Since each processor has $n/2$ sized subarrays, the sorting complexity is therefore $n/p \lg (n/p)$. Furthermore, since the merging process takes $O(n)$ comparisons, the total complexity of the parallel sorting process is therefore

$\displaystyle n/p \lg(n/p) + n$

In our example, $C=2^{20}/2 \lg(2^{20}/2) + 2^{20}= 11010048$ comparisons compared to $2^{20} \lg(2^{20}) = 20971520$ when run sequentially. For large values of $n$, $n/p \lg(n/p)$ dominates $n$, therefore the complexity of the parallel algorithm is $O(n/p \lg(n/p))$.

Can we do any better?

For a given value of $n$, what do you think is the value of $p$ that reduces the running time to $O(n)$? If we take $n=2^{20}$ and plot complexity against $p = \{ 2, 4, 8, 16, 32\}$ we get the diagram below.

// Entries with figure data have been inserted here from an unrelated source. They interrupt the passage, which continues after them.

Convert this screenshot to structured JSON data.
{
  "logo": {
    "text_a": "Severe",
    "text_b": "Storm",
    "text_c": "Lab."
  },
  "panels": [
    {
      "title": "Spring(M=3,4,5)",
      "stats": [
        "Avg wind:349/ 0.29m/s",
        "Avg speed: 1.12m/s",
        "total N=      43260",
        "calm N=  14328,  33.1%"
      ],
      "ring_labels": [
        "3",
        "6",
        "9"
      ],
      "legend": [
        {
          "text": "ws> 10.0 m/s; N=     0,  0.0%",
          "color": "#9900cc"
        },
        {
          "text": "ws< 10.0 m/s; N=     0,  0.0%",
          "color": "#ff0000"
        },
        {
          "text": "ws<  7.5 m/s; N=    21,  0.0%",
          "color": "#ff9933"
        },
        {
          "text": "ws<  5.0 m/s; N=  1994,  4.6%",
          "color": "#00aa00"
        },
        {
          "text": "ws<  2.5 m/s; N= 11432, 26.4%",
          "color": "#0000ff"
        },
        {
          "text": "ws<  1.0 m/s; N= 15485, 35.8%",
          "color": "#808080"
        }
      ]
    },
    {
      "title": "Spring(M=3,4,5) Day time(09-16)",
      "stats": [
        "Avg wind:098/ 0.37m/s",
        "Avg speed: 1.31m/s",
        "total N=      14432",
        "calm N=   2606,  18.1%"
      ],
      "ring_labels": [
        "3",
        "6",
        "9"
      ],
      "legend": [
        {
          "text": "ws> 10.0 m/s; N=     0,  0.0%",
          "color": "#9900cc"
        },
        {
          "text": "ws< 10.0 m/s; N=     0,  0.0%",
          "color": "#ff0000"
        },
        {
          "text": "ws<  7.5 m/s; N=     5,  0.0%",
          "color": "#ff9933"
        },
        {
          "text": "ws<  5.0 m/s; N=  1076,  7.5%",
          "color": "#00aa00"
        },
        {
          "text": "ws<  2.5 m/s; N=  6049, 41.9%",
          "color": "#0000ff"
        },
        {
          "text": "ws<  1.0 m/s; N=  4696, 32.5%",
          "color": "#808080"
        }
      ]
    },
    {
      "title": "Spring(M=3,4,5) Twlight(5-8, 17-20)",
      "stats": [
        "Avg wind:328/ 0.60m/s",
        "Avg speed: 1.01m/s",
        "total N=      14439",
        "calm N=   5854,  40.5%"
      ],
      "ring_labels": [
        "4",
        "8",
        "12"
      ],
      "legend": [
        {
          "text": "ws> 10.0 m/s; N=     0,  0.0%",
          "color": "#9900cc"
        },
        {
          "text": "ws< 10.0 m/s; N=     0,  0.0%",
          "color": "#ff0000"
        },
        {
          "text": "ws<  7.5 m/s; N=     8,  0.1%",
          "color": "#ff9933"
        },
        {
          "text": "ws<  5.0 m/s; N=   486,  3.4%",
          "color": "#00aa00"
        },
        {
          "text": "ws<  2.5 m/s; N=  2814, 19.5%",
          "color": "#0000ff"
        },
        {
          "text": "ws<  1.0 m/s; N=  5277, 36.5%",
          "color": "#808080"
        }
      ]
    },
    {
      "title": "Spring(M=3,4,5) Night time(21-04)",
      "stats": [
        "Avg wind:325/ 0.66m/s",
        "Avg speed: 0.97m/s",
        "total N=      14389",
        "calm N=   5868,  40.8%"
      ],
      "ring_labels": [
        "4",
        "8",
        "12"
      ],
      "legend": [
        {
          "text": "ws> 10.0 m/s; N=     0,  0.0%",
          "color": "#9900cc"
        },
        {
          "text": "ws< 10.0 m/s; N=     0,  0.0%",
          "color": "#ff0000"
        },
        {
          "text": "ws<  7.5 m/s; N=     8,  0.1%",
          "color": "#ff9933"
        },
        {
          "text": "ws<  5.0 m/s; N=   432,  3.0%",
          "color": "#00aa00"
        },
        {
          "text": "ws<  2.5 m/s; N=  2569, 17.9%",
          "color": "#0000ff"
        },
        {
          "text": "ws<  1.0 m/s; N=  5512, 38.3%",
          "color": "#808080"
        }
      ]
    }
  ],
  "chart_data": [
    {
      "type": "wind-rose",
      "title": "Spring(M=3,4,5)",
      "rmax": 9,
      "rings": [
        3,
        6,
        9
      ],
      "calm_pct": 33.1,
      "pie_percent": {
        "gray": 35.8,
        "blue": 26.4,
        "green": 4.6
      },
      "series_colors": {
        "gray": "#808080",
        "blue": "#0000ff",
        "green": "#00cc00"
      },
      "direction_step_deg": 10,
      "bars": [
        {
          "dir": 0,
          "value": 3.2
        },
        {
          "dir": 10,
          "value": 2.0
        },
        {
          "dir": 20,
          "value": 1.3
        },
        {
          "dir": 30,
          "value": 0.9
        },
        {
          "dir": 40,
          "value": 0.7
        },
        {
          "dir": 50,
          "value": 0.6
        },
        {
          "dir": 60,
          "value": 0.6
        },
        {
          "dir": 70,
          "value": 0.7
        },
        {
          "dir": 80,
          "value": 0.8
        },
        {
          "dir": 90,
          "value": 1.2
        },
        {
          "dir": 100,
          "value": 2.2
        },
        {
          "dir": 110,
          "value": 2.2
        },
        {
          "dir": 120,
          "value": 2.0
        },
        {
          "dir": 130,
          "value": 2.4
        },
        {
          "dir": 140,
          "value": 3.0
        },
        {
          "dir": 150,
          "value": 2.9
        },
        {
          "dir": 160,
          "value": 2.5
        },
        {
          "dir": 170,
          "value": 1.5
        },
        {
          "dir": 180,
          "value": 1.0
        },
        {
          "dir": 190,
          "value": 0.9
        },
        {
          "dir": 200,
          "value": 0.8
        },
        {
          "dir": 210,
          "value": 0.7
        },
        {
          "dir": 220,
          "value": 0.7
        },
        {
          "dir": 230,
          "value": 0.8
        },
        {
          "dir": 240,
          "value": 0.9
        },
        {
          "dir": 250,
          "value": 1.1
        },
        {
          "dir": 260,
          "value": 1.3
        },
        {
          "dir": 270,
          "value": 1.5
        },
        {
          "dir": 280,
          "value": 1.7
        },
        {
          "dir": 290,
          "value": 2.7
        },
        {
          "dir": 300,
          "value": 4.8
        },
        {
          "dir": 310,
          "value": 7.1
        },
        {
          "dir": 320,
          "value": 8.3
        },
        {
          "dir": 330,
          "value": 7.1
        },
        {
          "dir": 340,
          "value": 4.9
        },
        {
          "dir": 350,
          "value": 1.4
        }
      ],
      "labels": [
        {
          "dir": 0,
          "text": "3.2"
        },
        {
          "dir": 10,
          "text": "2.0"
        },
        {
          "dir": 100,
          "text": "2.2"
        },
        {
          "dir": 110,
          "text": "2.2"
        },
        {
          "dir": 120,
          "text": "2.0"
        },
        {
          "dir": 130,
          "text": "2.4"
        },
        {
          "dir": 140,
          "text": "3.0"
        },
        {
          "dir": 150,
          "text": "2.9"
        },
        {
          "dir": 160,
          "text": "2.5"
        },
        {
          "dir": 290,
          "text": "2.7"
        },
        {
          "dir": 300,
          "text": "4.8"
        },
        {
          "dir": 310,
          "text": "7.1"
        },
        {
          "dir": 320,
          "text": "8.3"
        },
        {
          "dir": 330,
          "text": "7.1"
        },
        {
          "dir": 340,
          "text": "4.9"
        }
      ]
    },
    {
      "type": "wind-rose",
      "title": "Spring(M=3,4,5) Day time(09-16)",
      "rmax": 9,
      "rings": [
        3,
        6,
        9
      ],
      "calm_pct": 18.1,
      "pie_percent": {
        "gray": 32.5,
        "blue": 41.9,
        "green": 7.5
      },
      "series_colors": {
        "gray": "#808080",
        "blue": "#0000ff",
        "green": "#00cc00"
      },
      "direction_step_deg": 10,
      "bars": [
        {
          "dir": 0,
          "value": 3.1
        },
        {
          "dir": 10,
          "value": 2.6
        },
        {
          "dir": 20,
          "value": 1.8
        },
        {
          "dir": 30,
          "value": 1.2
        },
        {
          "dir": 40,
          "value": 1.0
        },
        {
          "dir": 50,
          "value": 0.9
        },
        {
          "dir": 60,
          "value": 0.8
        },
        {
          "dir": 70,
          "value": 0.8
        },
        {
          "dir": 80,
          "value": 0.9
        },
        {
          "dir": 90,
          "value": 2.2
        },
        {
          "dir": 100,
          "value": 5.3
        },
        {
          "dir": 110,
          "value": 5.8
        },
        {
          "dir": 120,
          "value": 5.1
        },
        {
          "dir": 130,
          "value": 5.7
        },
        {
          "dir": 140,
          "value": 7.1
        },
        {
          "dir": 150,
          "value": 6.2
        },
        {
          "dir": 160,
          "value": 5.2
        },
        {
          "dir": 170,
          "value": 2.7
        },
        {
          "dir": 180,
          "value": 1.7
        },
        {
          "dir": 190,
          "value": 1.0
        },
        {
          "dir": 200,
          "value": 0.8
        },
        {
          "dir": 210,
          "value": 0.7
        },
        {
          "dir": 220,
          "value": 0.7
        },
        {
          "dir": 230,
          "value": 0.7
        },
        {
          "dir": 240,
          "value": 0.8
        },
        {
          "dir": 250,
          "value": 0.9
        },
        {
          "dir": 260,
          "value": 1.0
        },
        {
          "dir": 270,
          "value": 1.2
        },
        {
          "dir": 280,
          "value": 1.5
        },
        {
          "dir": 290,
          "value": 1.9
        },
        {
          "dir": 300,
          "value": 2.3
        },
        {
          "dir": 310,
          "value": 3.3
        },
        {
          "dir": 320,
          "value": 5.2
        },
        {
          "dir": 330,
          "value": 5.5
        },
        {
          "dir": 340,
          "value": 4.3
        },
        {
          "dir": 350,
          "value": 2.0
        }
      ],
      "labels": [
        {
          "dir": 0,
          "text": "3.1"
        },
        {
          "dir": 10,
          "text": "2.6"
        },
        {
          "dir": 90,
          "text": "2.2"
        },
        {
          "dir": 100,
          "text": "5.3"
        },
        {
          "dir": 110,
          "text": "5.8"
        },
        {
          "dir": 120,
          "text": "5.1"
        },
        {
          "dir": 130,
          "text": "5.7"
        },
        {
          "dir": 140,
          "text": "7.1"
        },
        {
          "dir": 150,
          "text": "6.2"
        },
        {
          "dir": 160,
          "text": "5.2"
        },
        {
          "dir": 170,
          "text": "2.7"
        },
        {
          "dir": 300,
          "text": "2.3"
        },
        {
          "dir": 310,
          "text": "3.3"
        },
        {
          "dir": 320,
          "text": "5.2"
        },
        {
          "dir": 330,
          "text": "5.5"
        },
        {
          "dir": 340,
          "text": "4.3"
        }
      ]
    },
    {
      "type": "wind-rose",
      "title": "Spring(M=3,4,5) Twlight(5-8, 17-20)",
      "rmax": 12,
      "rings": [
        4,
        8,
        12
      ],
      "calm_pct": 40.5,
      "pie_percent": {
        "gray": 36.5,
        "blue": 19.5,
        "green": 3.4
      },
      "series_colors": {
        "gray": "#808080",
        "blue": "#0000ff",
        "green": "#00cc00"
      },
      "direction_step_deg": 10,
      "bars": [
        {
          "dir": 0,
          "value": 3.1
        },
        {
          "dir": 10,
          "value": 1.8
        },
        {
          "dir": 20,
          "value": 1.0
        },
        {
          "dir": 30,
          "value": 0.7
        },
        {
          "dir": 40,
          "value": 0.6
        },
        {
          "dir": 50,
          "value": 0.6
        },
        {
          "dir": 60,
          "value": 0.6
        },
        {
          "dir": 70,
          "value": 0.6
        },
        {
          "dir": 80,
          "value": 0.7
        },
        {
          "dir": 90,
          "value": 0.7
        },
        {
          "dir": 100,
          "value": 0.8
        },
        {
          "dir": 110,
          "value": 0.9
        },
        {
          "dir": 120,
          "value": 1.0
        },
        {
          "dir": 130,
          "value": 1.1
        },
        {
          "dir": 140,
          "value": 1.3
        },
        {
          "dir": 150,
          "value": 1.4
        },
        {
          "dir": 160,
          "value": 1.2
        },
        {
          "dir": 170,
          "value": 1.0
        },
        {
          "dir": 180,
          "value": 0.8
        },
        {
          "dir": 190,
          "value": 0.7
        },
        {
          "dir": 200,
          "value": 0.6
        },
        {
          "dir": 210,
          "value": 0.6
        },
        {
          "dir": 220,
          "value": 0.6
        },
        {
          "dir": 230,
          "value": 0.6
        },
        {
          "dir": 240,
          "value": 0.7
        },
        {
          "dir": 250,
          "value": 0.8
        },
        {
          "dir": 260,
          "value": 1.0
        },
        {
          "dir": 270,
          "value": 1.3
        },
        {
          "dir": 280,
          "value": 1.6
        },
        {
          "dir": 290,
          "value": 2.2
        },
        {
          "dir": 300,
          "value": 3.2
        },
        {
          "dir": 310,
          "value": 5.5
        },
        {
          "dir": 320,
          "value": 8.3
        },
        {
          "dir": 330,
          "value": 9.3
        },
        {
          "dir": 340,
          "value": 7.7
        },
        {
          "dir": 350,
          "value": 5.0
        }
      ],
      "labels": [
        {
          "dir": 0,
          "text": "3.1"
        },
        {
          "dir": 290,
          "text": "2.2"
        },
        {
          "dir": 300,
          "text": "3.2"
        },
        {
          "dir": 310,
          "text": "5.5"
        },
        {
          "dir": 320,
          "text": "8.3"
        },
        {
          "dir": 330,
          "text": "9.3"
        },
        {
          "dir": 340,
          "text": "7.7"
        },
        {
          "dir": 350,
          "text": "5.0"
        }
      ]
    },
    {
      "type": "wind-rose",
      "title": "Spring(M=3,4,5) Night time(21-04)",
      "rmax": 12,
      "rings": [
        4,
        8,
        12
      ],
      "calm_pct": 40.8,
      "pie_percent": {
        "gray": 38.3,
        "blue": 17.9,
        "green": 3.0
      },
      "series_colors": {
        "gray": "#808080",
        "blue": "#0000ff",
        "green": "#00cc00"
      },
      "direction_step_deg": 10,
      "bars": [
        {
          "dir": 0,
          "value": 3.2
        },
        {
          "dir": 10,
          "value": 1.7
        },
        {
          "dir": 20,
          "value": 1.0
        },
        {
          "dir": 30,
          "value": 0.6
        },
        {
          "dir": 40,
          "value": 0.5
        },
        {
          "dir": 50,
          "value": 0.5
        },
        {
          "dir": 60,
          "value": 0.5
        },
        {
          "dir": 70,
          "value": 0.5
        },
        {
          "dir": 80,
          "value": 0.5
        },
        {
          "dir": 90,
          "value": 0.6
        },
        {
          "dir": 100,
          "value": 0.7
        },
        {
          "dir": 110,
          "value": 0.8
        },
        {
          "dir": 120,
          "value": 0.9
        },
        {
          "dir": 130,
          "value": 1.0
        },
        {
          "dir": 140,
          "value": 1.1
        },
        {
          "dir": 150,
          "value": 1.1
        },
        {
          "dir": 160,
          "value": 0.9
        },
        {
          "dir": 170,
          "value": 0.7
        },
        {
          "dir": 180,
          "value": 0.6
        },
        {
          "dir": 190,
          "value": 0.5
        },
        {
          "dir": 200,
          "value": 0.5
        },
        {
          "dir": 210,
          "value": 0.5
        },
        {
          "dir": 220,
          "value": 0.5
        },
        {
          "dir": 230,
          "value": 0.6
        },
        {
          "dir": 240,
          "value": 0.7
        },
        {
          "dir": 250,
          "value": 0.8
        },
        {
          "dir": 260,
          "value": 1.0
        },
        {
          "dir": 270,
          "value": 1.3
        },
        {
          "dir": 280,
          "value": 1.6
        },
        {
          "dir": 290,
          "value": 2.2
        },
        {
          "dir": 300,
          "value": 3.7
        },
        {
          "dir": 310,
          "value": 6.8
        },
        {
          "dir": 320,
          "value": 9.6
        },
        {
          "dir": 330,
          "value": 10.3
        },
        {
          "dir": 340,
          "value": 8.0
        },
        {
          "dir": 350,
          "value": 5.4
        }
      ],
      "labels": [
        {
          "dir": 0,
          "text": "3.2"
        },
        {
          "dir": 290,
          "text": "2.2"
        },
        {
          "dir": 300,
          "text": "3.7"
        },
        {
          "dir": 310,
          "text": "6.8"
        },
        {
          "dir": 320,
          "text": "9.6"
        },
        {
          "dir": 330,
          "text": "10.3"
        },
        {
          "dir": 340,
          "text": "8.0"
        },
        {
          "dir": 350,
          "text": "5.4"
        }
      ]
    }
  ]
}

In this diagram, we also plotted the horizontal line $y=2^{20}$. The intersection of this line with the plot of $\displaystyle f(p) = \frac{n}{p} \lg(\frac{n}{p})$ gives us the value of $p$ such that the total comparisons is already linear, that is,

$\displaystyle f( p ) = n$
$\displaystyle \frac{n}{p} \lg(\frac{n}{p}) = n$

To get the value of $p$ numerically, we have to solve the root of the equation

$\displaystyle g( p ) = \frac{n}{p} \lg(\frac{n}{p}) - n = 0$

Simplifying,

$\displaystyle \frac{1}{p} \lg(\frac{n}{p}) - 1 = 0$
$\displaystyle \lg(\frac{n}{p}) = p$
$\displaystyle \frac{n}{p} = 2^p$
$\displaystyle p2^p - n = 0$

Since this is a non-linear equation, we can solve this using the Newton's method. It is a method to compute the roots by approximation given an initial value of the solution. Starting from a guess solution $p_1$, the root can be approximated using the recursive formula

$\displaystyle p_{n+1} = p_n - \frac{g( p_n)}{g\prime ( p_n)}$

where $g\prime ( p )$ is the first derivative of $g( p )$. Applying the rules of derivatives, we get

$\displaystyle g\prime ( p ) = p\cdot 2^p \ln 2 + 2^p$

Substituting this to the formula for Newton's method, we get

$\displaystyle p_{n+1} = p_n - \frac{p2^p - n}{p2^p \ln 2 - 2^p}$

Below is an R code using newton’s method to compute the root of the equation $g(p)$.

g=function(n,p){
p* 2^p - n
}

gprime=function(n,p){
p*2^p *log(2) - 2^p
}

newton=function(p,n,iter){
tmp = p
for(i in 1:iter){
p=p-g(n,p)/gprime(n,p)

if(abs(p-tmp)< 0.0001){
break
}

print(p)
tmp=p
}
print(p)
}



Running this code, we get the value of $p = 16$:

> newton(15,n,100)
[1] 16.80905
[1] 16.08829
[1] 15.98603
[1] 16.00286
[1] 15.99944
[1] 16.00011
[1] 15.99998
[1] 16


Ignoring network latency, by distributing the input evenly into 16 processors, we get a running time of $O(n)$ time complexity for $n=2^{20}$ array of items. Therefore, instead of doing 20 million comparisons, you only need 1 million comparisons to sort 1 million objects.

In this age of multicore processors, parallel computing is fast becoming the norm than the exception. Learning to harness the power of multicores is becoming an extremely handy skill to have.